The diktat is expected to come into effect from November this year. Shareholders will, however, be allowed to rematerialise their securities free of cost if they are desirous of keeping their shares in a physical form only. Sebi will kick-off a series of meetings with merchant bankers to ascertain their views on the timing of the diktat as well as look at any functional changes which would need to be brought about. "We would need to prescribe a different application form for instance. These issues would be looked into and we are hopeful of making this mandatory on all fresh issuers from sometime in November this year", said a Sebi source.

Chief economic advisor, N Shankar Acharya, had in his recommendations on the development of the primary markets, suggested that oneway of bringing down public issue related costs is to route all public issues through the depository.

Speaking to The Financial Express, the depository chief, CB Bhave had made a call for this and added that the entire issue allotment process would be completed in 10 days once such a measure was put in place. The NSDL has already put in place its primary market issue allotment module and is ready with the infrastructure for kick-starting the move.

According to Bhave, on the functional side, an entire issue allotment would be completed within 10 days of the closure of the issue as against 30 days currently taken for despatching all the shares to investors. Add to this another 10-15 days of postal time taken and it leads to a 45 day time period by when an investor receives his shares. This time will be reduced to 10 days thereby giving him liquidity for that much more time.

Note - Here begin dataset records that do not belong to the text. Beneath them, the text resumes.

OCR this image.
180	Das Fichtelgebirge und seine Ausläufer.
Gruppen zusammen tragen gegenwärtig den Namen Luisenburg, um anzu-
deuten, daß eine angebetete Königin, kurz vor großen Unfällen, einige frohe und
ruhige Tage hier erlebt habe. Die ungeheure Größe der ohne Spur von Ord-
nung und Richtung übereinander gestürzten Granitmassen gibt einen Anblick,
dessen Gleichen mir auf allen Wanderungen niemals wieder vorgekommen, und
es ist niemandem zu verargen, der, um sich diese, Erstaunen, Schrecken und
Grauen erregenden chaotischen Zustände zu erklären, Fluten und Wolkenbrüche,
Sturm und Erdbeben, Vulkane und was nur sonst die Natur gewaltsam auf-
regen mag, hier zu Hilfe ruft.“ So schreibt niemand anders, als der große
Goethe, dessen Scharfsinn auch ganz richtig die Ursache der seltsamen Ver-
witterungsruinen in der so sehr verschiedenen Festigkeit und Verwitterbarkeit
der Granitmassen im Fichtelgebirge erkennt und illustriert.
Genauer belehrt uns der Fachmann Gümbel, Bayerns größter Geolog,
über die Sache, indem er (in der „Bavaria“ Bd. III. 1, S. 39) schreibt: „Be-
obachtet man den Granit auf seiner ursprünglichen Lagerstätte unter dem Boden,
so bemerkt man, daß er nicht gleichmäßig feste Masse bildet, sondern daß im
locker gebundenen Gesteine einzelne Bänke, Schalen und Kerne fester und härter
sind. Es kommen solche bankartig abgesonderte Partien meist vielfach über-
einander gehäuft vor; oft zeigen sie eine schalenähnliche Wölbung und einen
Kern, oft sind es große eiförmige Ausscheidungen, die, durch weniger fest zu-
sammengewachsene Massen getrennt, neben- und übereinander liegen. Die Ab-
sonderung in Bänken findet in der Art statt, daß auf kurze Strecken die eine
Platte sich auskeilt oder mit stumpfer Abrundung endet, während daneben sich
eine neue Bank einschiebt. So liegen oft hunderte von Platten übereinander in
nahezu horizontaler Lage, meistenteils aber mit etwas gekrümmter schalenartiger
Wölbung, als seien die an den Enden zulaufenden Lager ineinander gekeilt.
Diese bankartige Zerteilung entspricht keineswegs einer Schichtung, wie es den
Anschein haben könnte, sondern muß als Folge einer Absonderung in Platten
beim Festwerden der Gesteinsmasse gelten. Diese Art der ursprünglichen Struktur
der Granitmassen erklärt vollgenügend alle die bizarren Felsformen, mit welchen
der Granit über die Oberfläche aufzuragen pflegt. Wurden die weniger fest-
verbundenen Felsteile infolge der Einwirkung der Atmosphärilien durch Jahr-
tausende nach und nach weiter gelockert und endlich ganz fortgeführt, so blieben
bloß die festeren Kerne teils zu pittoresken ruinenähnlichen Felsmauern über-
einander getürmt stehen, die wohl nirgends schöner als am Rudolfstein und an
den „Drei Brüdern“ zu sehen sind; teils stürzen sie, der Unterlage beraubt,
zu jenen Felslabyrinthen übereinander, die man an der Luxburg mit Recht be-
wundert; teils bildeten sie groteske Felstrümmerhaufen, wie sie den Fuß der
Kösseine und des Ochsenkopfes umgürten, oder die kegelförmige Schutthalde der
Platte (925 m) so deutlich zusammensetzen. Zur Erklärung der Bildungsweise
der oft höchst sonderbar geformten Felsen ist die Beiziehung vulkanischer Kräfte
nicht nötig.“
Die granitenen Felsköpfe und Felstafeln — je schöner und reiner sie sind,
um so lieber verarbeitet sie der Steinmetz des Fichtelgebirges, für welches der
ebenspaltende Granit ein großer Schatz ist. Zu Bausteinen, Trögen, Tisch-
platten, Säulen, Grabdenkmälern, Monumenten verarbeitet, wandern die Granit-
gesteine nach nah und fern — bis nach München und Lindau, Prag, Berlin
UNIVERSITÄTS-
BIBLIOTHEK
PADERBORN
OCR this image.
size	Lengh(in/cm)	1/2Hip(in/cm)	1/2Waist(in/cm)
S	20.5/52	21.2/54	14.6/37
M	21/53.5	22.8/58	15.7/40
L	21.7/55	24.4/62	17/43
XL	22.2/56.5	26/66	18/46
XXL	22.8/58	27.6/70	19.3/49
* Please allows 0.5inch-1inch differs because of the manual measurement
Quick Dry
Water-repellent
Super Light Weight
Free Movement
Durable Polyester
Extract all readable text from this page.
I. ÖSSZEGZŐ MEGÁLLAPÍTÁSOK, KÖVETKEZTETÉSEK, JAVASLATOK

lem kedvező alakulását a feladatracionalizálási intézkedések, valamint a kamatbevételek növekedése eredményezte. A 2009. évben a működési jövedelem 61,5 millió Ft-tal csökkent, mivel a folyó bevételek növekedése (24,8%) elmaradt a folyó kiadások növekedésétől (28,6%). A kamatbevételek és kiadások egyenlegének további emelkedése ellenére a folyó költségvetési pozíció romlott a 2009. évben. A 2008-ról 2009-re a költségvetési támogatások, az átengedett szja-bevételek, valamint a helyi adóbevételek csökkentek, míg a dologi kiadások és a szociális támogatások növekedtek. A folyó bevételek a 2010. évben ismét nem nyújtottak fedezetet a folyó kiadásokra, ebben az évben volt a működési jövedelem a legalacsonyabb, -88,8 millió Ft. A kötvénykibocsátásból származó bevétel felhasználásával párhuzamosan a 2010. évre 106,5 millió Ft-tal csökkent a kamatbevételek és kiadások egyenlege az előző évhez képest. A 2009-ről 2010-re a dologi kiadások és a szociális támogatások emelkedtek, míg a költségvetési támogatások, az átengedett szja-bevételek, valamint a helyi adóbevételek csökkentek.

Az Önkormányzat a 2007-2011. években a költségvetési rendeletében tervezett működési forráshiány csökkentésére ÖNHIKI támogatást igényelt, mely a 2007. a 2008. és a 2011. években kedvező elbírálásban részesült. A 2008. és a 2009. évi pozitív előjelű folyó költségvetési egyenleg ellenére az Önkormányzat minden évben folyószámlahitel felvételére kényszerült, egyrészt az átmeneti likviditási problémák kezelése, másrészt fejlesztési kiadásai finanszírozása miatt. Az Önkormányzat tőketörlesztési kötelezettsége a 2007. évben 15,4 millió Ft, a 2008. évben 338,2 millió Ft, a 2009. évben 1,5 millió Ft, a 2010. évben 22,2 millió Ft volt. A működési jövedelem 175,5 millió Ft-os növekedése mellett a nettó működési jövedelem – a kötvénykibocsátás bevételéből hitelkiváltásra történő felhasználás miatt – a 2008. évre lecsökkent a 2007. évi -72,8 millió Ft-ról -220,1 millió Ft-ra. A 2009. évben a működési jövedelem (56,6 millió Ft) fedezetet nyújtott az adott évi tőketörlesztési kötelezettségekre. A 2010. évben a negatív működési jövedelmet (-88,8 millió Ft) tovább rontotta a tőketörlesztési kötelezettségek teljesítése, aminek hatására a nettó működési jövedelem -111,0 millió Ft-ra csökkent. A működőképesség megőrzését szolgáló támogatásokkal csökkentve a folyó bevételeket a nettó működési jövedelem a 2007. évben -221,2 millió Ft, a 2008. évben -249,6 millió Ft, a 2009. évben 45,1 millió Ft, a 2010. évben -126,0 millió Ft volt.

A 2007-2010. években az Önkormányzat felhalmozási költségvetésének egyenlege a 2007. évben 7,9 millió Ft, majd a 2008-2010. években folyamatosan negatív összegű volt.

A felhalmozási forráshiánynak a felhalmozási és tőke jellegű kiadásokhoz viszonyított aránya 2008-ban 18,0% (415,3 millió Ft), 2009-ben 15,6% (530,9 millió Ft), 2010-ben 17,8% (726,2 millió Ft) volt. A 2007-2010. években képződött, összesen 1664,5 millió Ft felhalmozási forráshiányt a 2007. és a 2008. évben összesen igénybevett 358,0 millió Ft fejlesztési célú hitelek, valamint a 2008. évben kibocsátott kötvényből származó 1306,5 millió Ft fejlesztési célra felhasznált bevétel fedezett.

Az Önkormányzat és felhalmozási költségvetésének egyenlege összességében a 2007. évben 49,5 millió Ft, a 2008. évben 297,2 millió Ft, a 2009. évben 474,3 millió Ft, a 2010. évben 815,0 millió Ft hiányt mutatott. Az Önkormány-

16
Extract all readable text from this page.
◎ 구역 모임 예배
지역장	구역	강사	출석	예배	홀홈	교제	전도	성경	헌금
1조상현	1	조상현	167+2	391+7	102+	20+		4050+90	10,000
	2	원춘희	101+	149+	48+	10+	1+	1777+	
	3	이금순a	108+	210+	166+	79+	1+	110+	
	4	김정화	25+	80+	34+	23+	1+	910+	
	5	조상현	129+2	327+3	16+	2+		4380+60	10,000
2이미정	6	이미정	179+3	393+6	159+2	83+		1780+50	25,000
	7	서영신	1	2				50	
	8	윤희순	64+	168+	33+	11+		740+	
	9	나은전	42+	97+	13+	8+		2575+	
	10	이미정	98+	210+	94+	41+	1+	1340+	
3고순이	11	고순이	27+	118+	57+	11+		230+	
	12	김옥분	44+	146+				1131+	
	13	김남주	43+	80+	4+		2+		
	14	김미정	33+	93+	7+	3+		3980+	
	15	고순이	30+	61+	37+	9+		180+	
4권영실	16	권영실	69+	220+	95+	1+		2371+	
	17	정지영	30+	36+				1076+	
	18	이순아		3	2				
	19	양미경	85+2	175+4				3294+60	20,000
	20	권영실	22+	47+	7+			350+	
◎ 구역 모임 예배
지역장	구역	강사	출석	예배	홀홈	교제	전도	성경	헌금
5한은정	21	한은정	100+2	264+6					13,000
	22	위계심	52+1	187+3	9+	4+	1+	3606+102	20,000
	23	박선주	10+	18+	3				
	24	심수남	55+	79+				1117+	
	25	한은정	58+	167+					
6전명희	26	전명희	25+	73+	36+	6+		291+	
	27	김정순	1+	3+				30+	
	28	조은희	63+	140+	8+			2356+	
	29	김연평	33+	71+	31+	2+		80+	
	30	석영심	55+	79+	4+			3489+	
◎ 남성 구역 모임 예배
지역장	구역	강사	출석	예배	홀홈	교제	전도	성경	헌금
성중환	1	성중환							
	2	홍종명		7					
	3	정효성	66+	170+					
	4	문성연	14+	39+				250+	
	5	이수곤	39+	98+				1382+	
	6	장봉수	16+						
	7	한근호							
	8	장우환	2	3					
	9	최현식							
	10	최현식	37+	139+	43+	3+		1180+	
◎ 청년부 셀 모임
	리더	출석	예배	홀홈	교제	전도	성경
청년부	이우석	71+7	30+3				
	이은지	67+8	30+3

Explaining the procedure that will be adopted, Bhave said that an investor would only need to fill in his name and depositoryaccount number apart from details of the mode of payment. He would take this form to his depository participant who already has other details about the investor captured with him. The DP will then electronically forward these requests to NSDL which will in turn transmit these shares to the registrar. The registrar will similarly provide the depository with details of those investors who have received the allotment and those who have not. The allotments will electronically be credited into the account of investors and the refunds will be made to those not eligible.

"There will be tremendous cost saving for the company as it does not need to print any paper and not incur any postal cost. For the investor, he gets his shares much faster and does not have to go through the headaches of filling up lengthy application forms", said Bhave. Bhave said that an investor will now start dealing directly through his DP with whom he has proximity and a working relationship.

"Currently an investor deals with a registrarfor all issue related problems. There is no proximity and no incentive for the registrar to service the investor. The DP on the other hand deals with the investor and is dependant financially on him as well. Moreover, he is in proximity to the investor. For an investor, this is an important change", said Bhave.